Injection Cracks (Cracks) and Solutions
Injection cracks, also known as crazing, are common defects in the injection molding process. These microscopic cracks appear on or within the product, severely impacting its appearance and mechanical properties. The occurrence of these defects is often closely related to multiple factors, including raw material properties, molding process parameters, and mold design. Cracks can appear as irregular, reticular, radial, or linear patterns, and are more likely to occur at corners, at sudden changes in wall thickness, or in areas of stress concentration. Cracking not only reduces the strength and service life of a product but can also cause it to break during use, posing a safety hazard. Therefore, effective measures must be taken to address this issue.
Improper selection and handling of raw materials is one of the key causes of injection molding cracking. First, impurities or excessive moisture content in the plastic raw materials can affect the material’s melt fluidity and uniformity, easily causing stress concentration during the molding process, which in turn causes cracks. For example, if highly hygroscopic plastics such as polyamide (PA) are not fully dried before molding, the moisture will vaporize at high temperatures, forming bubbles and internal stress, causing the product to crack. Secondly, uneven molecular weight distribution of the raw materials or improper dosage of additives (such as plasticizers and stabilizers) can also cause cracking. An overly wide molecular weight distribution will make the material’s melt viscosity unstable, while excessive additives or poor compatibility with the substrate will destroy the material’s continuity, reduce its mechanical properties, and increase the risk of cracking.
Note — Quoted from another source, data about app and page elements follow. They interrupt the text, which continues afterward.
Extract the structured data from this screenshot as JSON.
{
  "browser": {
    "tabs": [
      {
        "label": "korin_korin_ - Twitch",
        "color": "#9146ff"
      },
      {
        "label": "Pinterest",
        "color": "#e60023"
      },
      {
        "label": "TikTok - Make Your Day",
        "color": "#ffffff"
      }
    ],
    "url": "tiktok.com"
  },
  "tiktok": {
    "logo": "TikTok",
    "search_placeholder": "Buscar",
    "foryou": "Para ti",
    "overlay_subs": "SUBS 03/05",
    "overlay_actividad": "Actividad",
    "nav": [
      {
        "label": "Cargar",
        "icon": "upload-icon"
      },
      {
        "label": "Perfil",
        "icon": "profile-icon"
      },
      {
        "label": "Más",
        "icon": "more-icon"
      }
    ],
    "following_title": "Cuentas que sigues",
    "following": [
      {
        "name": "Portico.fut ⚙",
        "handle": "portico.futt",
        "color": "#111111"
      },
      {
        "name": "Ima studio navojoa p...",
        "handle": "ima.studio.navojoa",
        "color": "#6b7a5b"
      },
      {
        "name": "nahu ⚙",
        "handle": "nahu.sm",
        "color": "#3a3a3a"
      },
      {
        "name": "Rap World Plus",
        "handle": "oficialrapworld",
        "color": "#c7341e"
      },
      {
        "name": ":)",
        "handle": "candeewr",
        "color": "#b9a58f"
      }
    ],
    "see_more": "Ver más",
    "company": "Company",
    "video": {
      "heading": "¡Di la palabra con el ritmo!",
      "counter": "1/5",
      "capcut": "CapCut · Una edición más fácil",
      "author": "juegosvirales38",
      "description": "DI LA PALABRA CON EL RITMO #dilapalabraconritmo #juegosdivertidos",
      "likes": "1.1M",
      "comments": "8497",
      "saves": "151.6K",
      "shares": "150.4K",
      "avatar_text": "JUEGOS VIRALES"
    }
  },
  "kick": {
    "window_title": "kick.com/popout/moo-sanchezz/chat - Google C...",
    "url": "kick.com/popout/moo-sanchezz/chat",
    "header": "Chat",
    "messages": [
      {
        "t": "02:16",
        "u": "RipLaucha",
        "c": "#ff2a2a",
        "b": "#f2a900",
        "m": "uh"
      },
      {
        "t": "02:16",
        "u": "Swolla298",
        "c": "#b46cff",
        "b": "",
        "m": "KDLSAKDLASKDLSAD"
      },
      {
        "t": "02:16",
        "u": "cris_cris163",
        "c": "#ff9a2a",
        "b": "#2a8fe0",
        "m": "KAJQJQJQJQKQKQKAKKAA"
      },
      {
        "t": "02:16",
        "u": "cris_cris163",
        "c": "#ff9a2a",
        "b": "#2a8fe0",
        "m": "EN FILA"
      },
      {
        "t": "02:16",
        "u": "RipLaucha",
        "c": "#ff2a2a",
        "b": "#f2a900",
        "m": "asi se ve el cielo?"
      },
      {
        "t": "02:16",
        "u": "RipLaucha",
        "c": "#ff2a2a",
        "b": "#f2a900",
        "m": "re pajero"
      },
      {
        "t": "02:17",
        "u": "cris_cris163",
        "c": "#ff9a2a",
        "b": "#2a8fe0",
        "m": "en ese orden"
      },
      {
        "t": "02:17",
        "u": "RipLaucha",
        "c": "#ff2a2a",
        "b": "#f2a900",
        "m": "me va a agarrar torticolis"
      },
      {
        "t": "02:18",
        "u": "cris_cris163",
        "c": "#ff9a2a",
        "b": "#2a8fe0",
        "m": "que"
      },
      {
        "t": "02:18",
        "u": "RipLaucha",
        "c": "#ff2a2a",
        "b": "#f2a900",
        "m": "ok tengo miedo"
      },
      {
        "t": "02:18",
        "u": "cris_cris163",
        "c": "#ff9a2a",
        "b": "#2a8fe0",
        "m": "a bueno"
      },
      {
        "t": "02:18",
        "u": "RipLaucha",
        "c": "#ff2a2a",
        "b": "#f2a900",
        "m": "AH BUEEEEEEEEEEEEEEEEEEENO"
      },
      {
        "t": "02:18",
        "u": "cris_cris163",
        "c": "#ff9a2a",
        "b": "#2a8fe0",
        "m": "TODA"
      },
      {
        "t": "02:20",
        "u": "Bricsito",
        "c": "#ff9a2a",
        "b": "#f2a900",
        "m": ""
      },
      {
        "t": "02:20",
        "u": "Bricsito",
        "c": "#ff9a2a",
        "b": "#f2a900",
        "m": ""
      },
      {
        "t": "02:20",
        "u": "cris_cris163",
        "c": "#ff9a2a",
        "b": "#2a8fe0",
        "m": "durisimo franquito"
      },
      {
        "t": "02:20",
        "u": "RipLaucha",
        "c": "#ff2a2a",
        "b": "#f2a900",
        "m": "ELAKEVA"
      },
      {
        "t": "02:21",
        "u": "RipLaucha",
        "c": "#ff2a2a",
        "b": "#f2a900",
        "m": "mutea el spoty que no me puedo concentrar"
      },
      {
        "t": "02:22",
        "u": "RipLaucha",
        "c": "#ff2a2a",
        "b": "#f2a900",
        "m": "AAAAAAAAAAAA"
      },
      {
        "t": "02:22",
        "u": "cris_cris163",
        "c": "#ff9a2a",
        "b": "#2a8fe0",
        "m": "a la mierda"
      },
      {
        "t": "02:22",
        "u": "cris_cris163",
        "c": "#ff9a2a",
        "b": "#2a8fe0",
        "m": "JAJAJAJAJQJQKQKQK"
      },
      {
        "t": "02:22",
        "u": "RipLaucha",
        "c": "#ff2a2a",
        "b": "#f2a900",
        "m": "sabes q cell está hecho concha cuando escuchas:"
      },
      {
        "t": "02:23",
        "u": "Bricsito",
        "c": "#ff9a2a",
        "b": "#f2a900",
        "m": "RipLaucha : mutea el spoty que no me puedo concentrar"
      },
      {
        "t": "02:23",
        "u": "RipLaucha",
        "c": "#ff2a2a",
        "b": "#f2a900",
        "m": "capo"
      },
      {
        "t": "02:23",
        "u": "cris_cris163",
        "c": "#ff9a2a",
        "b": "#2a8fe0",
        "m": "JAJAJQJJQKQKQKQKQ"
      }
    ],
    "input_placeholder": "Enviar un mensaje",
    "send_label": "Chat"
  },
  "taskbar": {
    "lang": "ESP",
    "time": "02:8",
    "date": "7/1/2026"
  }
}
Improper setting of molding process parameters is the main factor causing injection molding cracks. Excessive injection pressure and long holding time will cause large residual stresses inside the product. When the residual stress exceeds the material’s bearing limit, cracks will appear. For example, during the injection process, if the injection speed is too fast, the flow rate of the molten material in the mold cavity will be uneven, which will easily form eddies and stress concentration at the corners, causing cracks on the product surface. In addition, melt temperature and mold temperature are also key factors. If the melt temperature is too low, the material will not melt fully, the fluidity will be poor, filling will be difficult, and the molding pressure and internal stress will increase; if the mold temperature is too low, the product will cool too quickly, the surface will shrink unevenly, and large thermal stress will be generated, which will cause cracks.
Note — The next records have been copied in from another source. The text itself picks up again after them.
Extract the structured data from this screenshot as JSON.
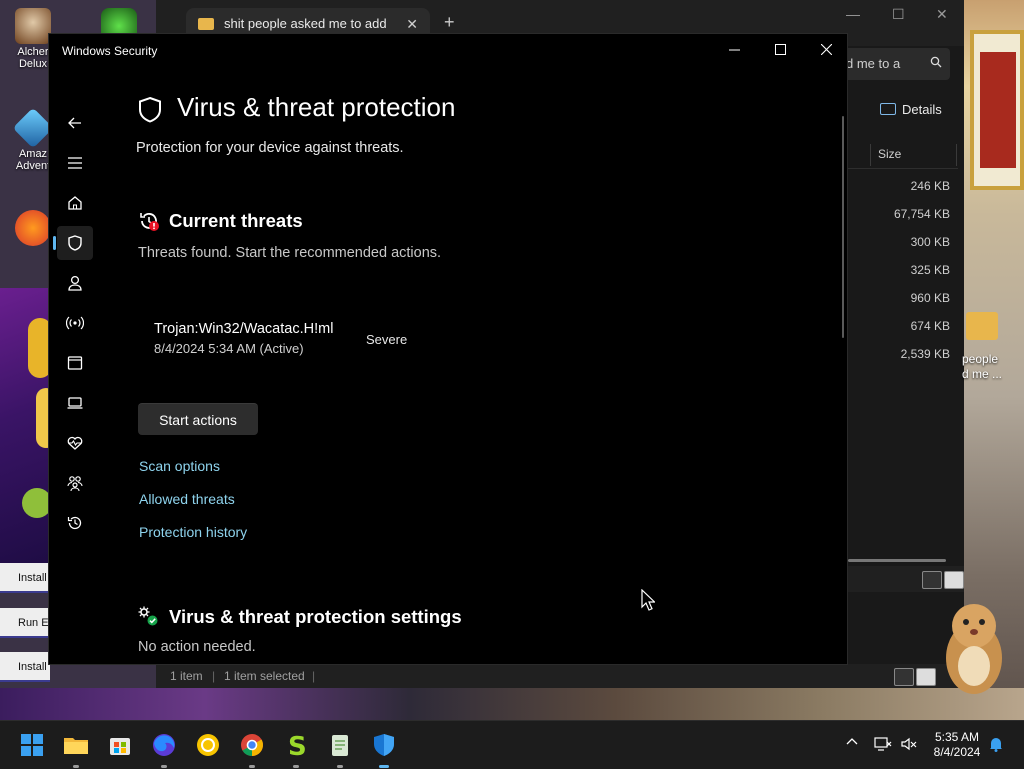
{
  "desktop": {
    "icons": [
      {
        "label": "Alcher Delux"
      },
      {
        "label": "Amaz Advent"
      }
    ],
    "side_items": [
      "Install",
      "Run E",
      "Install Game Collection"
    ],
    "folder": {
      "label": "people\nd me ..."
    }
  },
  "explorer": {
    "tab_title": "shit people asked me to add",
    "search_text": "d me to a",
    "details_label": "Details",
    "column_size": "Size",
    "sizes": [
      "246 KB",
      "67,754 KB",
      "300 KB",
      "325 KB",
      "960 KB",
      "674 KB",
      "2,539 KB"
    ],
    "status_items": "1 item",
    "status_selected": "1 item selected"
  },
  "security": {
    "window_title": "Windows Security",
    "page_title": "Virus & threat protection",
    "page_subtitle": "Protection for your device against threats.",
    "current_threats": {
      "title": "Current threats",
      "desc": "Threats found. Start the recommended actions.",
      "threat_name": "Trojan:Win32/Wacatac.H!ml",
      "threat_date": "8/4/2024 5:34 AM (Active)",
      "severity": "Severe",
      "start_button": "Start actions",
      "links": [
        "Scan options",
        "Allowed threats",
        "Protection history"
      ]
    },
    "settings": {
      "title": "Virus & threat protection settings",
      "desc": "No action needed."
    },
    "nav": [
      "back-icon",
      "menu-icon",
      "home-icon",
      "shield-icon",
      "account-icon",
      "firewall-icon",
      "app-browser-icon",
      "device-security-icon",
      "device-health-icon",
      "family-icon",
      "history-icon",
      "settings-icon"
    ]
  },
  "taskbar": {
    "time": "5:35 AM",
    "date": "8/4/2024",
    "apps": [
      "start-icon",
      "file-explorer-icon",
      "store-icon",
      "firefox-icon",
      "norton-icon",
      "chrome-icon",
      "app-s-icon",
      "notepad-icon",
      "windows-security-icon"
    ]
  },
  "colors": {
    "accent": "#5fb7f0",
    "link": "#8fd4ee",
    "window_bg": "#000000",
    "button_bg": "#2d2d2d"
  }
}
The rationality of mold design also has an important impact on the occurrence of injection molding cracks. Improper mold gate position, number and form will cause turbulent flow and large shear stress of the molten material during the filling process, increasing the possibility of cracking. For example, if the gate is located far away from the thick-walled part of the cavity, the molten material will experience a longer flow path during the filling process, be subjected to greater shear force, and generate internal stress. A poor exhaust system of the mold is also a common problem. If the gas in the cavity cannot be discharged in time, bubbles and pressure will form in the molten material, which will easily cause cracks when the pressure is released. In addition, if the surface roughness of the mold cavity is high or there are sharp angles, undercuts and other structures, the product will be subjected to additional friction and stress during the demolding process, causing surface cracks.
The solution to injection molding cracking requires multiple approaches, including raw material processing, process parameter optimization, and mold improvement. First, it is necessary to strengthen raw material quality control, select high-purity, stable-performance plastic raw materials, and fully dry them according to their properties. For example, hot air drying or vacuum drying can be used for hygroscopic plastics to ensure that the moisture content is within the allowable range. Second, the molding process parameters should be optimized, and the injection pressure and holding pressure should be appropriately reduced, and the holding time should be shortened to reduce residual stress within the product. The melt temperature and mold temperature should be reasonably increased to improve the material’s fluidity and cooling uniformity. For example, for crystalline plastics, the mold temperature can be appropriately increased to promote uniform crystal growth and reduce internal stress.
In terms of mold design and maintenance, the gate location and number should be appropriately set to ensure that the molten material can smoothly and evenly fill the mold cavity and avoid excessive shear stress. Venting slots should be added to the mold to improve exhaust efficiency and promptly expel gas from the cavity. The mold cavity surface should be polished to reduce surface roughness, and sharp angles should be converted to rounded transitions to reduce stress concentration during demolding. Furthermore, during the product design phase, sudden changes in wall thickness should be avoided as much as possible, and a gradual wall thickness design should be adopted to reduce stress differences during the cooling process. For products that have already cracked, internal stress can be eliminated through annealing treatments, such as placing the product in an oven at a certain temperature for a period of time and then slowly cooling it to relieve internal stress and reduce crack propagation. By taking a combination of these measures, the problem of injection molding cracking can be effectively prevented and resolved, improving product quality and reliability.